Federal Reserve Statement: Bernanke and FOMC Expected to Leave Rates Unchanged

Impact

On Wednesday at 2 PM, the U.S. Federal Reserve will release its economic projections for the next two years, including its inflation forecast for the next two years, as well as individual projections from members of the Federal Open Market Committee. The FOMC will also release a statement explaining its latest decision concerning interest rates and other decisions concerning monetary policy. At 2:30 PM, Federal Reserve Chair Ben Bernanke will hold a press conference explaining the latest action (or inaction) from the Fed. 

As usual, the investing world will be watching today and hanging on every word in the FOMC's statement and in Bernanke's press conference. The Fed is expected to leave rates unchanged, and continue its bond purchasing program to the tune of $85 billion per month through the third quarter of 2013. 

Previously, Bernanke has said that as long as the unemployment rate remains above 6.5%, it would continue its ultra-loose monetary policy. The February unemployment rate was 7.7%.

Stocks have been on a tear, with the Dow recording an all time high two weeks ago upon exceeding 14,400. This is due in large part to multiple rounds of quantitative easing, the first of which was announced by the Fed in late 2008 in response to the housing collapse and subsequent market crash brought on by the insolvency and bailing out of several major financial institutions. Over the last three and a half years, the Fed, with its zero interest rate policy (ZIRP), has sought to discourage investors from taking refuge in the U.S. dollar and treasury bonds — typically seen as safe-haven assets — in an attempt to spur lending. 
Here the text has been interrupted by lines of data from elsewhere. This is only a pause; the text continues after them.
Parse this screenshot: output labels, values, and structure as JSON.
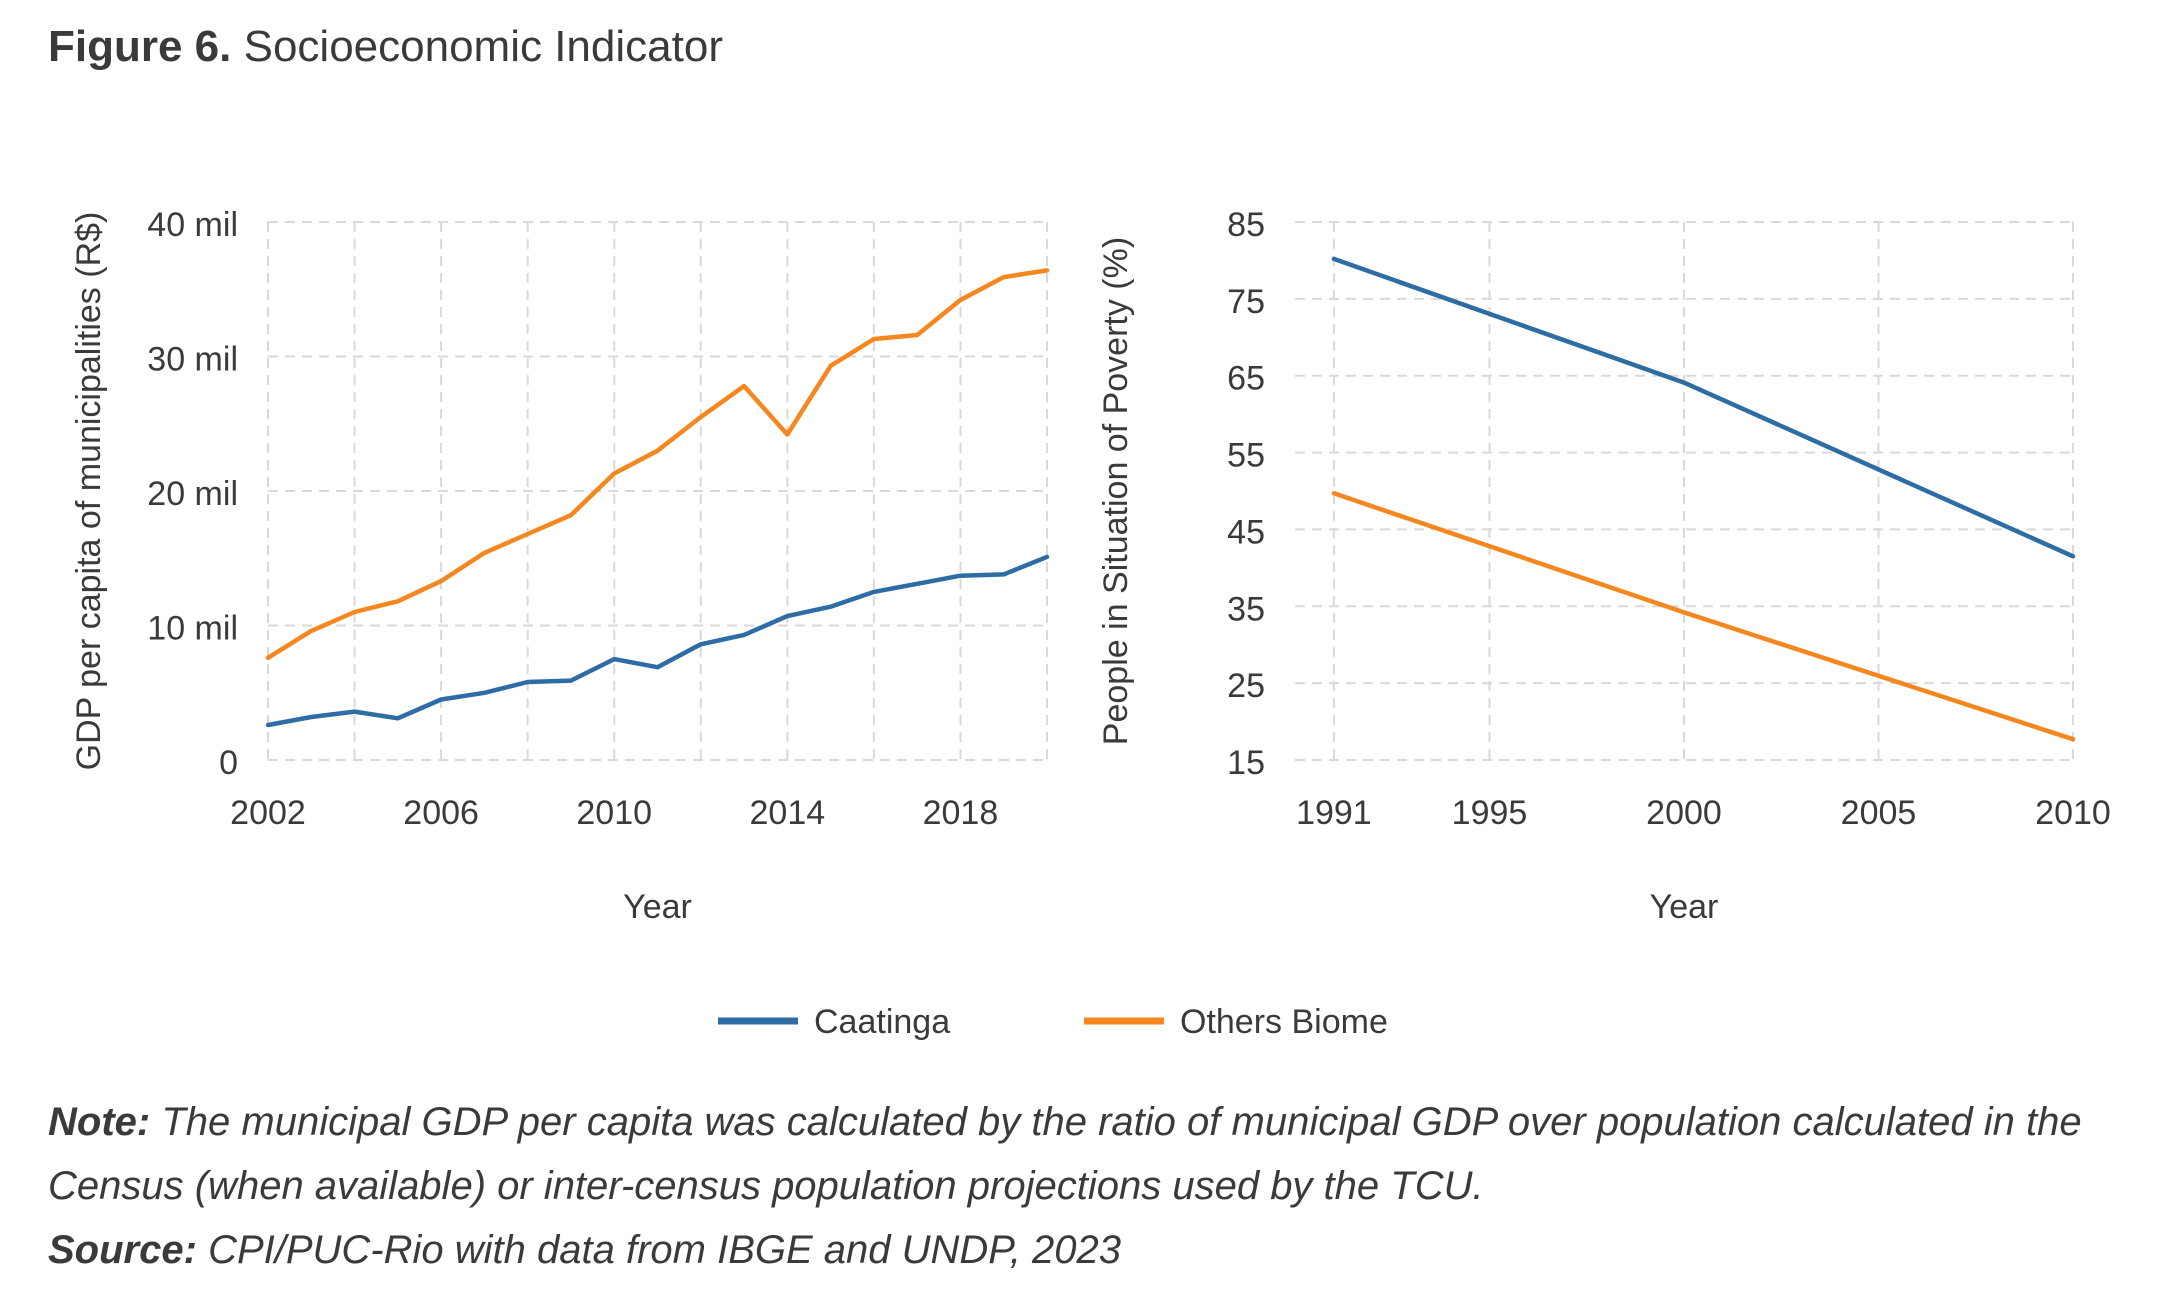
{
  "figure": {
    "label": "Figure 6.",
    "title": "Socioeconomic Indicator"
  },
  "legend": [
    {
      "name": "Caatinga",
      "color": "#2e6da4"
    },
    {
      "name": "Others Biome",
      "color": "#f5871f"
    }
  ],
  "note": {
    "label": "Note:",
    "text": "The municipal GDP per capita was calculated by the ratio of municipal GDP over population calculated in the Census (when available) or inter-census population projections used by the TCU."
  },
  "source": {
    "label": "Source:",
    "text": "CPI/PUC-Rio with data from IBGE and UNDP, 2023"
  },
  "chart_data": [
    {
      "type": "line",
      "xlabel": "Year",
      "ylabel": "GDP per capita of municipalities (R$)",
      "xlim": [
        2002,
        2020
      ],
      "ylim": [
        0,
        40000
      ],
      "xticks": [
        2002,
        2006,
        2010,
        2014,
        2018
      ],
      "yticks": [
        {
          "value": 0,
          "label": "0"
        },
        {
          "value": 10000,
          "label": "10 mil"
        },
        {
          "value": 20000,
          "label": "20 mil"
        },
        {
          "value": 30000,
          "label": "30 mil"
        },
        {
          "value": 40000,
          "label": "40 mil"
        }
      ],
      "grid": true,
      "x": [
        2002,
        2003,
        2004,
        2005,
        2006,
        2007,
        2008,
        2009,
        2010,
        2011,
        2012,
        2013,
        2014,
        2015,
        2016,
        2017,
        2018,
        2019,
        2020
      ],
      "series": [
        {
          "name": "Caatinga",
          "color": "#2e6da4",
          "values": [
            2600,
            3200,
            3600,
            3100,
            4500,
            5000,
            5800,
            5900,
            7500,
            6900,
            8600,
            9300,
            10700,
            11400,
            12500,
            13100,
            13700,
            13800,
            15100
          ]
        },
        {
          "name": "Others Biome",
          "color": "#f5871f",
          "values": [
            7600,
            9600,
            11000,
            11800,
            13300,
            15400,
            16800,
            18200,
            21300,
            23000,
            25500,
            27800,
            24200,
            29300,
            31300,
            31600,
            34200,
            35900,
            36400
          ]
        }
      ]
    },
    {
      "type": "line",
      "xlabel": "Year",
      "ylabel": "People in Situation of Poverty (%)",
      "xlim": [
        1990,
        2010
      ],
      "ylim": [
        15,
        85
      ],
      "xticks": [
        1991,
        1995,
        2000,
        2005,
        2010
      ],
      "yticks": [
        15,
        25,
        35,
        45,
        55,
        65,
        75,
        85
      ],
      "grid": true,
      "x": [
        1991,
        2000,
        2010
      ],
      "series": [
        {
          "name": "Caatinga",
          "color": "#2e6da4",
          "values": [
            80.2,
            64.1,
            41.5
          ]
        },
        {
          "name": "Others Biome",
          "color": "#f5871f",
          "values": [
            49.7,
            34.2,
            17.7
          ]
        }
      ]
    }
  ]
}
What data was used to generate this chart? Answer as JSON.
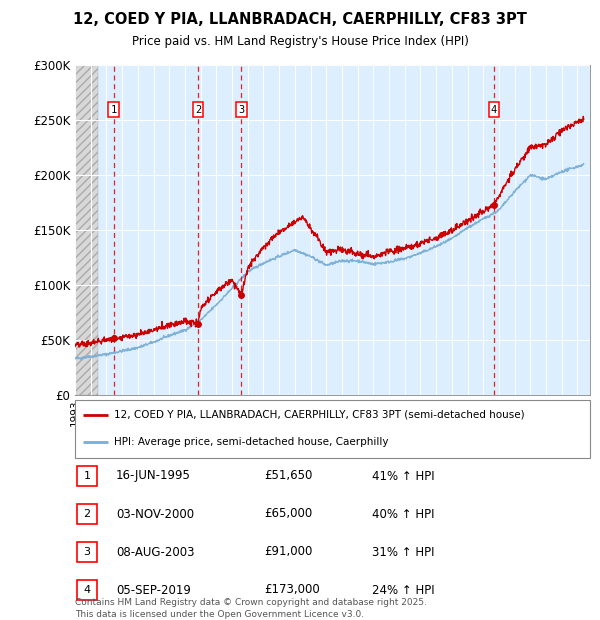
{
  "title": "12, COED Y PIA, LLANBRADACH, CAERPHILLY, CF83 3PT",
  "subtitle": "Price paid vs. HM Land Registry's House Price Index (HPI)",
  "ylim": [
    0,
    300000
  ],
  "yticks": [
    0,
    50000,
    100000,
    150000,
    200000,
    250000,
    300000
  ],
  "ytick_labels": [
    "£0",
    "£50K",
    "£100K",
    "£150K",
    "£200K",
    "£250K",
    "£300K"
  ],
  "xlim_start": 1993.0,
  "xlim_end": 2025.8,
  "hatch_end": 1994.45,
  "transactions": [
    {
      "num": 1,
      "date": "16-JUN-1995",
      "year": 1995.46,
      "price": 51650,
      "pct": "41%",
      "dir": "↑"
    },
    {
      "num": 2,
      "date": "03-NOV-2000",
      "year": 2000.84,
      "price": 65000,
      "pct": "40%",
      "dir": "↑"
    },
    {
      "num": 3,
      "date": "08-AUG-2003",
      "year": 2003.6,
      "price": 91000,
      "pct": "31%",
      "dir": "↑"
    },
    {
      "num": 4,
      "date": "05-SEP-2019",
      "year": 2019.68,
      "price": 173000,
      "pct": "24%",
      "dir": "↑"
    }
  ],
  "hpi_color": "#7aadd4",
  "price_color": "#cc0000",
  "bg_color": "#ddeeff",
  "legend_line1": "12, COED Y PIA, LLANBRADACH, CAERPHILLY, CF83 3PT (semi-detached house)",
  "legend_line2": "HPI: Average price, semi-detached house, Caerphilly",
  "footer1": "Contains HM Land Registry data © Crown copyright and database right 2025.",
  "footer2": "This data is licensed under the Open Government Licence v3.0.",
  "hpi_anchors_x": [
    1993,
    1994,
    1995,
    1996,
    1997,
    1998,
    1999,
    2000,
    2001,
    2002,
    2003,
    2004,
    2005,
    2006,
    2007,
    2008,
    2009,
    2010,
    2011,
    2012,
    2013,
    2014,
    2015,
    2016,
    2017,
    2018,
    2019,
    2020,
    2021,
    2022,
    2023,
    2024,
    2025.5
  ],
  "hpi_anchors_y": [
    33000,
    35000,
    37000,
    40000,
    43000,
    48000,
    54000,
    59000,
    68000,
    82000,
    97000,
    112000,
    120000,
    126000,
    132000,
    126000,
    118000,
    122000,
    122000,
    119000,
    121000,
    124000,
    129000,
    135000,
    142000,
    152000,
    160000,
    168000,
    185000,
    200000,
    196000,
    203000,
    210000
  ],
  "red_anchors_x": [
    1993,
    1994,
    1995.46,
    1997,
    1998,
    1999,
    2000,
    2000.84,
    2001,
    2002,
    2003,
    2003.6,
    2004,
    2005,
    2006,
    2007,
    2007.5,
    2008,
    2009,
    2010,
    2011,
    2012,
    2013,
    2014,
    2015,
    2016,
    2017,
    2018,
    2019,
    2019.68,
    2020,
    2021,
    2022,
    2023,
    2024,
    2025,
    2025.3
  ],
  "red_anchors_y": [
    45000,
    47000,
    51650,
    55000,
    59000,
    64000,
    67000,
    65000,
    78000,
    94000,
    105000,
    91000,
    115000,
    135000,
    148000,
    158000,
    162000,
    152000,
    130000,
    132000,
    128000,
    126000,
    130000,
    133000,
    138000,
    143000,
    150000,
    158000,
    167000,
    173000,
    182000,
    205000,
    225000,
    228000,
    240000,
    248000,
    250000
  ]
}
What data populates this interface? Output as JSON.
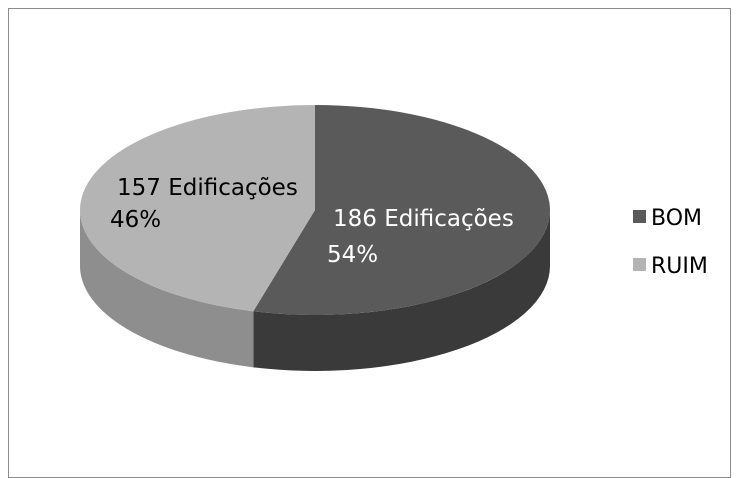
{
  "chart_data": {
    "type": "pie",
    "style": "3d-exploded-none",
    "categories": [
      "BOM",
      "RUIM"
    ],
    "values": [
      186,
      157
    ],
    "percentages": [
      "54%",
      "46%"
    ],
    "value_labels": [
      "186 Edificações",
      "157 Edificações"
    ],
    "legend": {
      "placement": "right",
      "entries": [
        "BOM",
        "RUIM"
      ]
    },
    "colors": {
      "BOM_top": "#5a5a5a",
      "BOM_side": "#3a3a3a",
      "RUIM_top": "#b4b4b4",
      "RUIM_side": "#8e8e8e",
      "label_bom": "#ffffff",
      "label_ruim": "#000000"
    }
  }
}
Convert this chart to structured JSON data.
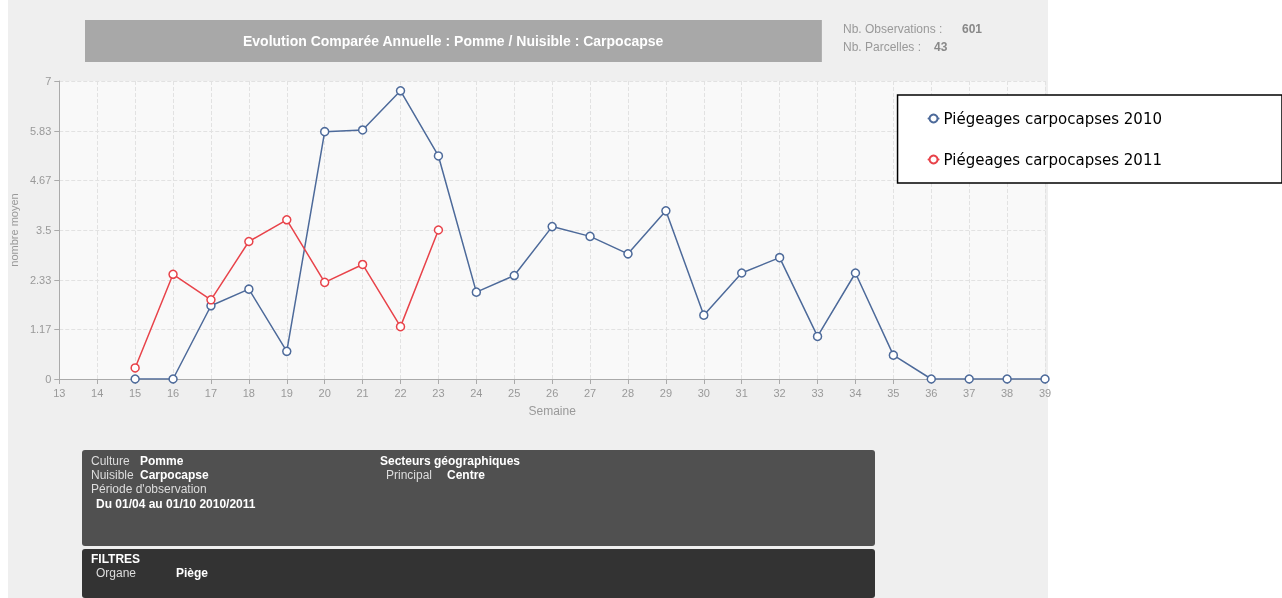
{
  "chart_data": {
    "type": "line",
    "title": "Evolution Comparée Annuelle : Pomme / Nuisible : Carpocapse",
    "xlabel": "Semaine",
    "ylabel": "nombre moyen",
    "x": [
      15,
      16,
      17,
      18,
      19,
      20,
      21,
      22,
      23,
      24,
      25,
      26,
      27,
      28,
      29,
      30,
      31,
      32,
      33,
      34,
      35,
      36,
      37,
      38,
      39
    ],
    "series": [
      {
        "name": "Piégeages carpocapses 2010",
        "color": "#4d6a9a",
        "values": [
          0,
          0,
          1.72,
          2.11,
          0.65,
          5.81,
          5.85,
          6.77,
          5.24,
          2.04,
          2.43,
          3.58,
          3.35,
          2.94,
          3.95,
          1.5,
          2.49,
          2.85,
          1.0,
          2.49,
          0.56,
          0,
          0,
          0,
          0
        ]
      },
      {
        "name": "Piégeages carpocapses 2011",
        "color": "#e8434a",
        "x": [
          15,
          16,
          17,
          18,
          19,
          20,
          21,
          22,
          23
        ],
        "values": [
          0.26,
          2.46,
          1.86,
          3.23,
          3.74,
          2.27,
          2.69,
          1.23,
          3.5
        ]
      }
    ],
    "xlim": [
      13,
      39
    ],
    "xticks": [
      13,
      14,
      15,
      16,
      17,
      18,
      19,
      20,
      21,
      22,
      23,
      24,
      25,
      26,
      27,
      28,
      29,
      30,
      31,
      32,
      33,
      34,
      35,
      36,
      37,
      38,
      39
    ],
    "ylim": [
      0,
      7
    ],
    "yticks": [
      0,
      1.17,
      2.33,
      3.5,
      4.67,
      5.83,
      7
    ],
    "grid": true,
    "legend": "top right",
    "marker": "circle",
    "line_style": "solid",
    "annotations": [
      "Nb. Observations :",
      "601",
      "Nb. Parcelles :",
      "43",
      "Culture",
      "Pomme",
      "Nuisible",
      "Carpocapse",
      "Période d'observation",
      "Du 01/04 au 01/10 2010/2011",
      "Secteurs géographiques",
      "Principal",
      "Centre",
      "FILTRES",
      "Organe",
      "Piège"
    ]
  }
}
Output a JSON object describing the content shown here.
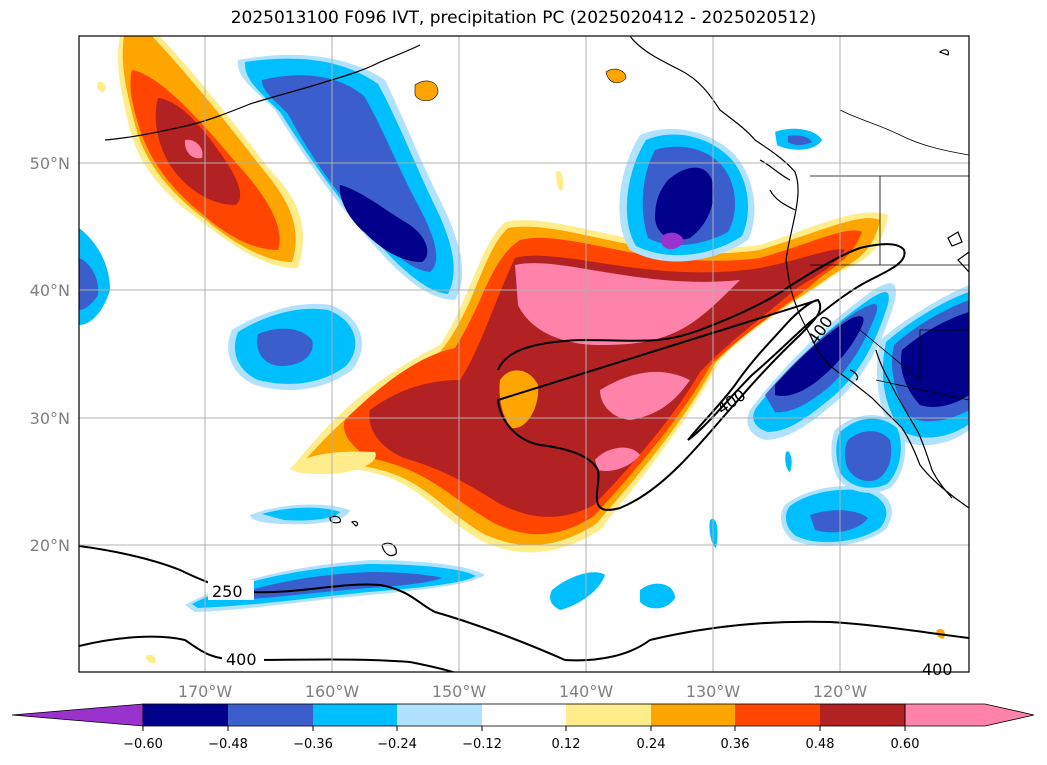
{
  "title": "2025013100 F096 IVT, precipitation PC (2025020412 - 2025020512)",
  "map": {
    "lon_ticks": [
      "170°W",
      "160°W",
      "150°W",
      "140°W",
      "130°W",
      "120°W"
    ],
    "lat_ticks": [
      "50°N",
      "40°N",
      "30°N",
      "20°N"
    ],
    "ivt_contour_labels": [
      "250",
      "400",
      "400",
      "400",
      "400"
    ]
  },
  "colorbar": {
    "ticks": [
      "−0.60",
      "−0.48",
      "−0.36",
      "−0.24",
      "−0.12",
      "0.12",
      "0.24",
      "0.36",
      "0.48",
      "0.60"
    ],
    "colors": [
      "#9a32cd",
      "#00008b",
      "#3a5fcd",
      "#00bfff",
      "#b0e2ff",
      "#ffffff",
      "#ffec8b",
      "#ffa500",
      "#ff4500",
      "#b22222",
      "#ff82ab"
    ]
  },
  "colors": {
    "land_coast": "#000000",
    "grid": "#b0b0b0",
    "ivt_contour": "#000000"
  }
}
The Fed's policies have prompted investors to seek yields elsewhere, particularly stocks, commodities, and precious metals. On Wednesday morning, stocks were in positive territory. The Dow, S&P, and NASDAQ were all up about 0.5% at 10:10 AM on Wednesday.

The Fed's announcement is not expected to send the markets spasming in any particular direction, as it has made clear the conditions under which it would reverse course on its monetary policy. For all intents and purposes, the Fed's bond-buying program and ZIRP have been priced into the market. Any hint of a deviation from this plan, however, could shake things. This is not expected.

There is also concern that stocks have been too hot, and are due for a pullback, lest equities become too hot too fast. Regardless of the Fed's announcement, expect the smart money to start flowing out of stocks soon.